I’m embarrassed to say, but this was my idea after all. “I have wealthy parents, and I’ve been provided with only the best my entire life. I have an Ivy League education and a ridiculously well-paying job with my parents’ hotel chain.”

I stop, feeling an overwhelming sense of disappointment in myself for feeling so frustrated with my life.

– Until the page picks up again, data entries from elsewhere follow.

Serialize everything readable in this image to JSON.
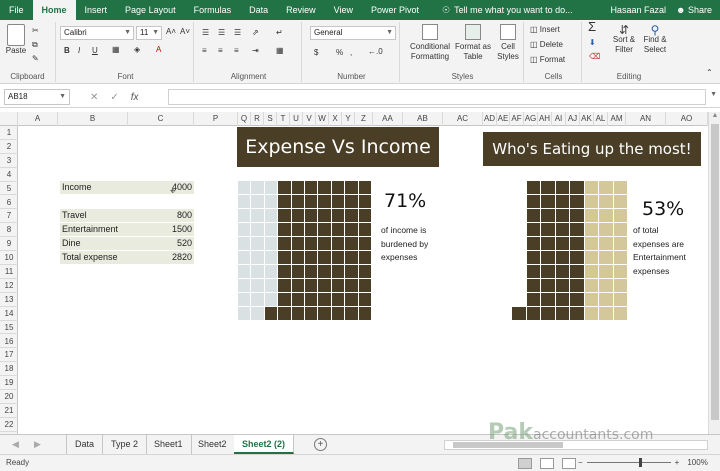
{
  "ribbon_tabs": [
    "File",
    "Home",
    "Insert",
    "Page Layout",
    "Formulas",
    "Data",
    "Review",
    "View",
    "Power Pivot"
  ],
  "active_tab": "Home",
  "tell_me": "Tell me what you want to do...",
  "user": "Hasaan Fazal",
  "share": "Share",
  "clipboard": {
    "paste": "Paste",
    "label": "Clipboard"
  },
  "font": {
    "name": "Calibri",
    "size": "11",
    "bold": "B",
    "italic": "I",
    "underline": "U",
    "label": "Font"
  },
  "alignment": {
    "label": "Alignment"
  },
  "number": {
    "format": "General",
    "currency": "$",
    "percent": "%",
    "comma": ",",
    "label": "Number"
  },
  "styles": {
    "conditional": "Conditional",
    "conditional2": "Formatting",
    "format_as": "Format as",
    "format_as2": "Table",
    "cell_styles": "Cell",
    "cell_styles2": "Styles",
    "label": "Styles"
  },
  "cells": {
    "insert": "Insert",
    "delete": "Delete",
    "format": "Format",
    "label": "Cells"
  },
  "editing": {
    "sum": "Σ",
    "sort": "Sort &",
    "sort2": "Filter",
    "find": "Find &",
    "find2": "Select",
    "label": "Editing"
  },
  "name_box": "AB18",
  "fx": "fx",
  "columns": [
    "A",
    "B",
    "C",
    "P",
    "Q",
    "R",
    "S",
    "T",
    "U",
    "V",
    "W",
    "X",
    "Y",
    "Z",
    "AA",
    "AB",
    "AC",
    "AD",
    "AE",
    "AF",
    "AG",
    "AH",
    "AI",
    "AJ",
    "AK",
    "AL",
    "AM",
    "AN",
    "AO"
  ],
  "rows": [
    "1",
    "2",
    "3",
    "4",
    "5",
    "6",
    "7",
    "8",
    "9",
    "10",
    "11",
    "12",
    "13",
    "14",
    "15",
    "16",
    "17",
    "18",
    "19",
    "20",
    "21",
    "22"
  ],
  "table": {
    "income_label": "Income",
    "income_value": "4000",
    "items": [
      {
        "label": "Travel",
        "value": "800"
      },
      {
        "label": "Entertainment",
        "value": "1500"
      },
      {
        "label": "Dine",
        "value": "520"
      },
      {
        "label": " Total expense",
        "value": "2820"
      }
    ]
  },
  "chart1": {
    "title": "Expense Vs Income",
    "percent": "71%",
    "desc": [
      "of income is",
      "burdened by",
      "expenses"
    ],
    "fill_fraction": 0.71,
    "color_fill": "#4a3e27",
    "color_empty": "#d9e1e3"
  },
  "chart2": {
    "title": "Who's Eating up the most!",
    "percent": "53%",
    "desc": [
      "of total",
      "expenses are",
      "Entertainment",
      "expenses"
    ],
    "dark_fraction": 0.47,
    "color_dark": "#4a3e27",
    "color_light": "#d4c79a"
  },
  "sheet_tabs": [
    "Data",
    "Type 2",
    "Sheet1",
    "Sheet2",
    "Sheet2 (2)"
  ],
  "active_sheet": "Sheet2 (2)",
  "status_ready": "Ready",
  "zoom": "100%",
  "watermark": {
    "a": "Pak",
    "b": "accountants.com"
  }
}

“There’s a lot of darkness beneath the sparkle of that description.” This comes from Chloe, seemingly wise and sage. “What is it?”

“Expectation, I guess. Before they started the hotel chain, my father was a surgeon and my mother was an entertainment lawyer. Being the only kid of parents like that… It’s just a constant struggle to live up to their expectations. They love me, there’s no question. But in my heart of hearts, I feel like that love is conditional, and the burden to hold up under their scrutiny can feel crushing. My parents think I’m on vacation in Fiji, because they’d never understand how I feel, but I came here hoping… I don’t even know what I was hoping.”

“To find yourself, probably,” KT says. “The real you, underneath all that expectation.”

“Or to find a way to get out from under the expectations,” Chloe suggests. “To find love for yourself as you are. The unconditional love your parents haven’t provided. What about your dream?”

“Oh, well…” I have lots of goals. I do the whole one-, three-, five-, and ten-year projections on January first, giving me pages and pages of goals. But I’m definitely questioning all of it now, and I realize I’m really not sure what my dreams are. “Maybe to have something of my own one day. A business of some kind. Maybe in hospitality. Maybe my own line of hotels.”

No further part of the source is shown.